Sven Schaller | | Artikel drucken
Lesedauer: 8 Minuten

Die blutige Geschichte eines Arbeitskampfes

Osvaldo Bayer - Aufstand in PatagonienEs gibt in der argentinischen Literatur wenige Bücher, die sich so kontrovers mit der Geschichte des Landes auseinandersetzen wie „La Patagonia rebelde“ von Osvaldo Bayer. Patagonien? Der Zipfel im Süden? Arbeiteraufstände? Massenerschießungen? Ja, um das Jahr 1920 herum gab es sehr bewegte Zeiten in der Pampa. Und sehr unrühmliche. So unrühmlich, dass in Zeiten der Militärdiktatur nach 1976 manche Generäle am liebsten diese Epoche hätten ausradieren wollen. Kurzerhand verboten sie Bayers Bücher ebenso wie den gleichnamigen Film des Regisseurs Héctor Olivera. Und wie immer, wenn an der Macht sich befindende Barbaren ihre Unkultur unter Beweis stellen müssen, wurde sogar die Verbrennung der in Lettern gegossenen Ideen und Zeugnisse angeordnet.

Trotzdem ließen sich weder die damaligen Ereignisse noch die vier Bände von Bayer auslöschen. Sie bestanden fort und fanden durch Übersetzungen den Weg in Bibliotheken und Buchläden weltweit. Im Jahr 2004 schrieb Bayer eine gekürzte Version, die in Deutschland 2010 unter dem Titel „Aufstand in Patagonien“ veröffentlicht wurde.

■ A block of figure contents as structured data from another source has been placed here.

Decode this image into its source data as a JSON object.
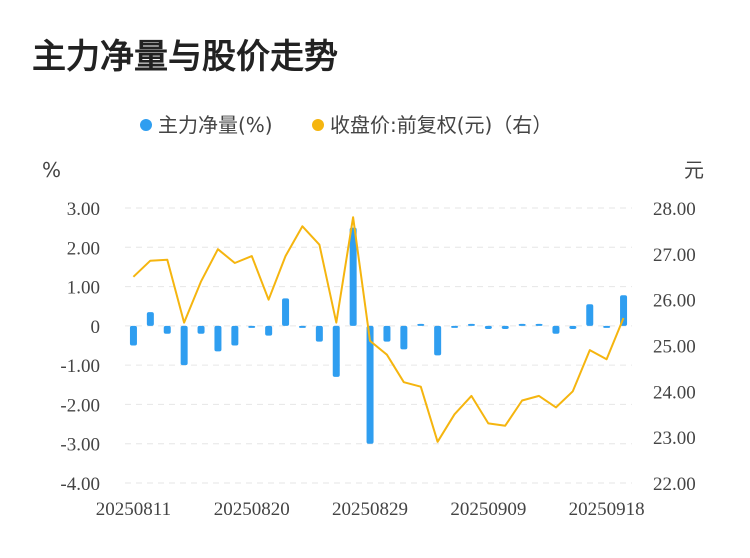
{
  "title": "主力净量与股价走势",
  "legend": [
    {
      "label": "主力净量(%)",
      "color": "#2f9ef0",
      "marker": "dot"
    },
    {
      "label": "收盘价:前复权(元)（右）",
      "color": "#f5b50f",
      "marker": "dot"
    }
  ],
  "left_unit": "%",
  "right_unit": "元",
  "chart_data": {
    "type": "bar+line",
    "categories": [
      "20250811",
      "20250812",
      "20250813",
      "20250814",
      "20250815",
      "20250818",
      "20250819",
      "20250820",
      "20250821",
      "20250822",
      "20250825",
      "20250826",
      "20250827",
      "20250828",
      "20250829",
      "20250901",
      "20250902",
      "20250903",
      "20250904",
      "20250905",
      "20250908",
      "20250909",
      "20250910",
      "20250911",
      "20250912",
      "20250915",
      "20250916",
      "20250917",
      "20250918",
      "20250919"
    ],
    "x_tick_labels": [
      "20250811",
      "20250820",
      "20250829",
      "20250909",
      "20250918"
    ],
    "left_axis": {
      "ylim": [
        -4,
        3
      ],
      "ticks": [
        "3.00",
        "2.00",
        "1.00",
        "0",
        "-1.00",
        "-2.00",
        "-3.00",
        "-4.00"
      ]
    },
    "right_axis": {
      "ylim": [
        22,
        28
      ],
      "ticks": [
        "28.00",
        "27.00",
        "26.00",
        "25.00",
        "24.00",
        "23.00",
        "22.00"
      ]
    },
    "grid": true,
    "legend_position": "top-center",
    "series": [
      {
        "name": "主力净量(%)",
        "type": "bar",
        "axis": "left",
        "color": "#2f9ef0",
        "values": [
          -0.5,
          0.35,
          -0.2,
          -1.0,
          -0.2,
          -0.65,
          -0.5,
          -0.05,
          -0.25,
          0.7,
          -0.05,
          -0.4,
          -1.3,
          2.5,
          -3.0,
          -0.4,
          -0.6,
          0.02,
          -0.75,
          -0.05,
          0.05,
          -0.08,
          -0.08,
          0.05,
          0.05,
          -0.2,
          -0.08,
          0.55,
          -0.03,
          0.78
        ]
      },
      {
        "name": "收盘价:前复权(元)（右）",
        "type": "line",
        "axis": "right",
        "color": "#f5b50f",
        "values": [
          26.5,
          26.85,
          26.87,
          25.5,
          26.4,
          27.1,
          26.8,
          26.95,
          26.0,
          26.95,
          27.6,
          27.2,
          25.5,
          27.8,
          25.1,
          24.8,
          24.2,
          24.1,
          22.9,
          23.5,
          23.9,
          23.3,
          23.25,
          23.8,
          23.9,
          23.65,
          24.0,
          24.9,
          24.7,
          25.6
        ]
      }
    ]
  }
}
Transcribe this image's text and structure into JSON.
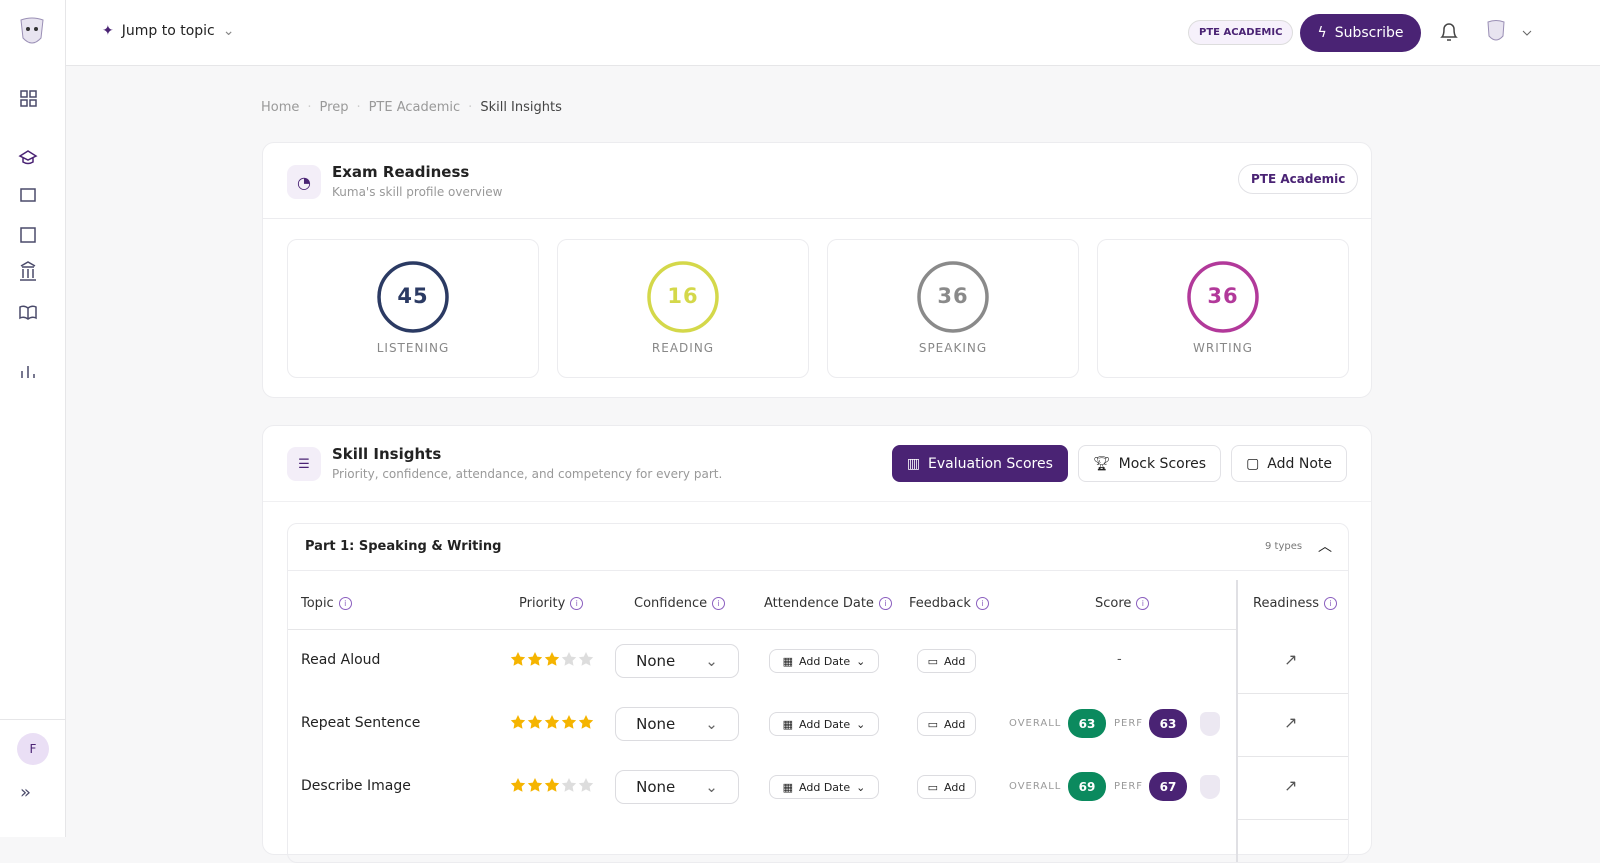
{
  "topbar": {
    "jump": "Jump to topic",
    "exam_badge": "PTE ACADEMIC",
    "subscribe": "Subscribe"
  },
  "sidebar": {
    "avatar": "F"
  },
  "breadcrumb": [
    "Home",
    "Prep",
    "PTE Academic",
    "Skill Insights"
  ],
  "readiness": {
    "title": "Exam Readiness",
    "subtitle": "Kuma's skill profile overview",
    "badge": "PTE Academic",
    "skills": [
      {
        "name": "LISTENING",
        "score": 45,
        "color": "#2b3a63"
      },
      {
        "name": "READING",
        "score": 16,
        "color": "#d4d84a"
      },
      {
        "name": "SPEAKING",
        "score": 36,
        "color": "#8a8a8a"
      },
      {
        "name": "WRITING",
        "score": 36,
        "color": "#b2399a"
      }
    ]
  },
  "insights": {
    "title": "Skill Insights",
    "subtitle": "Priority, confidence, attendance, and competency for every part.",
    "buttons": [
      "Evaluation Scores",
      "Mock Scores",
      "Add Note"
    ],
    "part": {
      "title": "Part 1: Speaking & Writing",
      "count": "9 types",
      "columns": [
        "Topic",
        "Priority",
        "Confidence",
        "Attendence Date",
        "Feedback",
        "Score",
        "Readiness"
      ],
      "priority_max": 5,
      "rows": [
        {
          "topic": "Read Aloud",
          "priority": 3,
          "confidence": "None",
          "date": "Add Date",
          "feedback": "Add",
          "score": "-"
        },
        {
          "topic": "Repeat Sentence",
          "priority": 5,
          "confidence": "None",
          "date": "Add Date",
          "feedback": "Add",
          "overall_label": "OVERALL",
          "overall": 63,
          "perf_label": "PERF",
          "perf": 63
        },
        {
          "topic": "Describe Image",
          "priority": 3,
          "confidence": "None",
          "date": "Add Date",
          "feedback": "Add",
          "overall_label": "OVERALL",
          "overall": 69,
          "perf_label": "PERF",
          "perf": 67
        }
      ]
    }
  }
}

Den Anfang des Buches bildet ein Attentat: Am 27. Januar 1923 starb in den Straßen von Buenos Aires der Oberstleutnant der argentinischen Armee, Héctor Benigno Varela, durch einen Sprengstoffanschlag, den ein deutscher Anarchist auf ihn verübte. Doch was brachte Kurt Wilckens dazu, dem Leben dieses Menschen ein Ende zu setzen?

Auf den folgenden 420 Seiten versucht Osvaldo Bayer, eine Antwort zu finden, warum in extremen Fällen die Gewalt von oben nur mit Gewalt von unten beantwortet werden kann (S. 14).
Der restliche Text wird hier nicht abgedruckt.